Tolles Geschenk vom Chef

Im Laufe der Berufsjahre wandelten sich die Arbeitstechniken ein wenig, doch die Routine im Tagesablauf blieb: Werner Hofmann beginnt morgens um 7 Uhr seinen Arbeitstag und ist jeweils bis 16.30 Uhr in Münster und Umgebung mit seinen fünf Kollegen tätig. „Er ist ein fachkundiger und zuverlässiger Mitarbeiter, von dem die Auszubildenden etwas lernen können. Nicht nur seine Kollegen, sondern auch unsere Kunden wissen Werner Hofmann seiner Kompetenz wegen zu schätzen“, erklärt Stefan Roßkopf, der seit 1993 nun in vierter Generation das 1935 gegründete Familienunternehmen führt.
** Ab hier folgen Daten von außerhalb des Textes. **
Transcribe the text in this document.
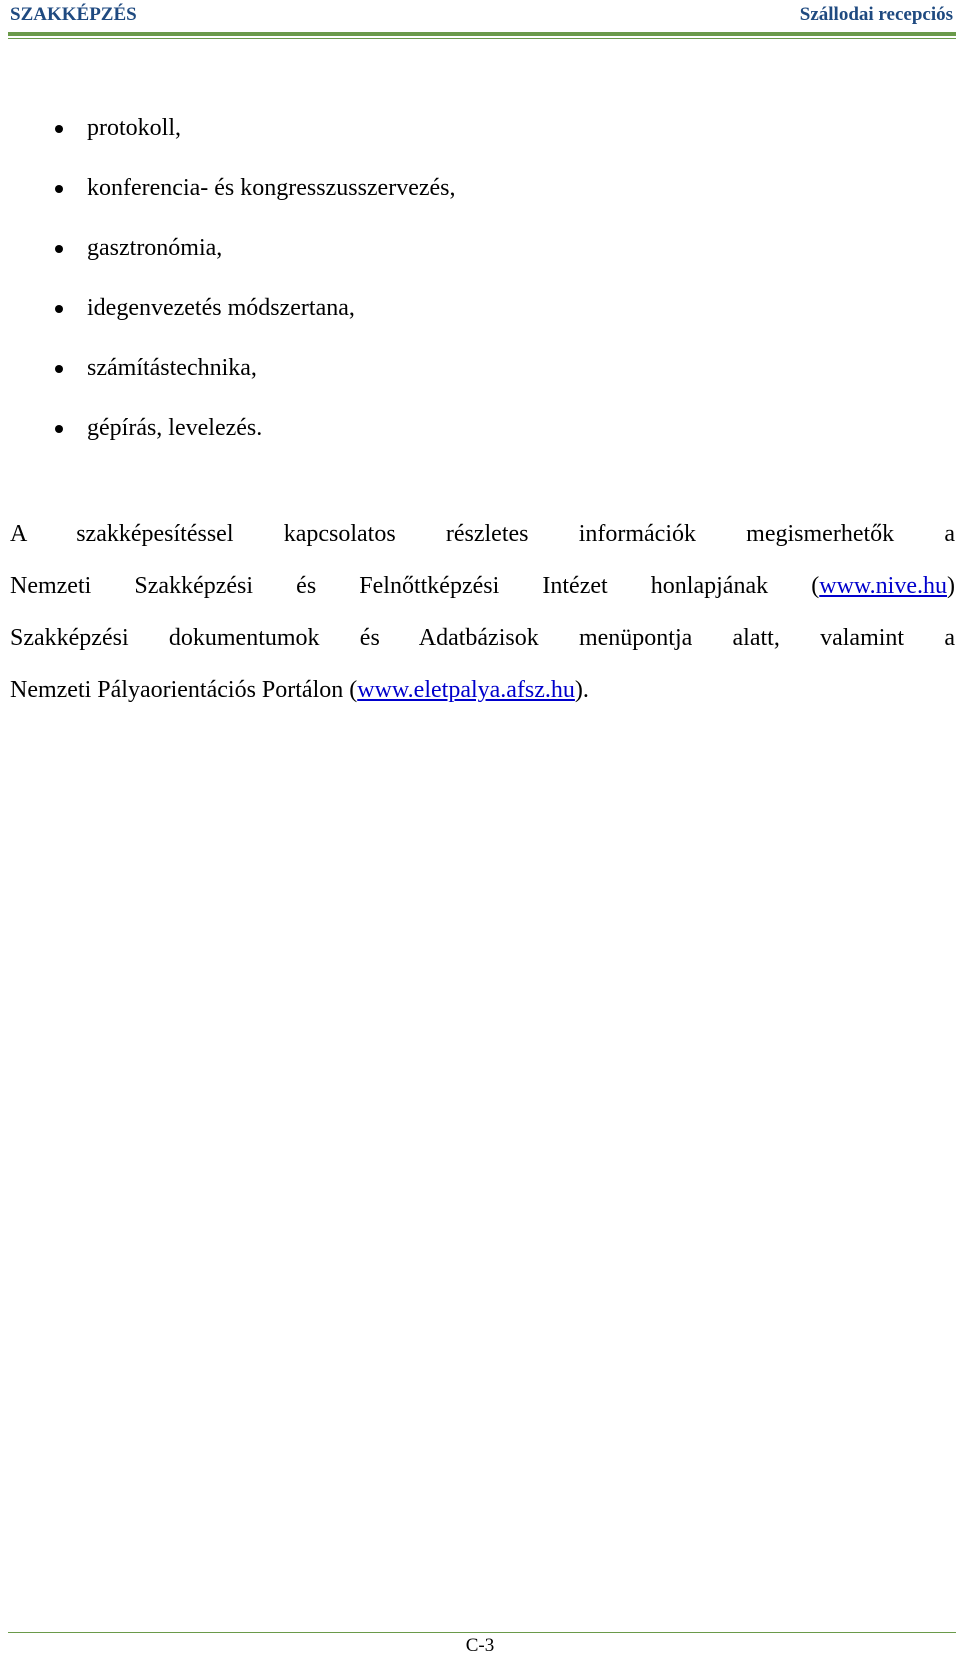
SZAKKÉPZÉS	Szállodai recepciós
protokoll,
konferencia- és kongresszusszervezés,
gasztronómia,
idegenvezetés módszertana,
számítástechnika,
gépírás, levelezés.
A szakképesítéssel kapcsolatos részletes információk megismerhetők a
Nemzeti Szakképzési és Felnőttképzési Intézet honlapjának (www.nive.hu)
Szakképzési dokumentumok és Adatbázisok menüpontja alatt, valamint a
Nemzeti Pályaorientációs Portálon (www.eletpalya.afsz.hu).
C-3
Werner Hofmann war an allen Projekten, die der Malerbetrieb Roßkopf übernahm, beteiligt. „Ich habe unter anderem den dekorativen Innenputz im Saunabereich des Hallenbades mitgestaltet“, verrät der Maler, der auf jeden Fall noch sein 50. Betriebsjubiläum feiern möchte.

Um sich fit zu halten, fährt er in seiner Freizeit Fahrrad und hilft am Wochenende seiner Frau Erika beim Austragen der Offenbach-Post.

Als Anerkennung für seine 45-jährige Betriebszugehörigkeit und Treue schenkte Firmeninhaber sowie Maler- und Lackierermeister Stefan Roßkopf Werner Hofmann und seiner Frau eine Reise an den Gardasee.

Eine Urkunde für das seltene Jubiläum sowie einen Präsentkorb erhielt er vom Obermeister der Maler- und Lackierer-Innung, Holger Steinbeck.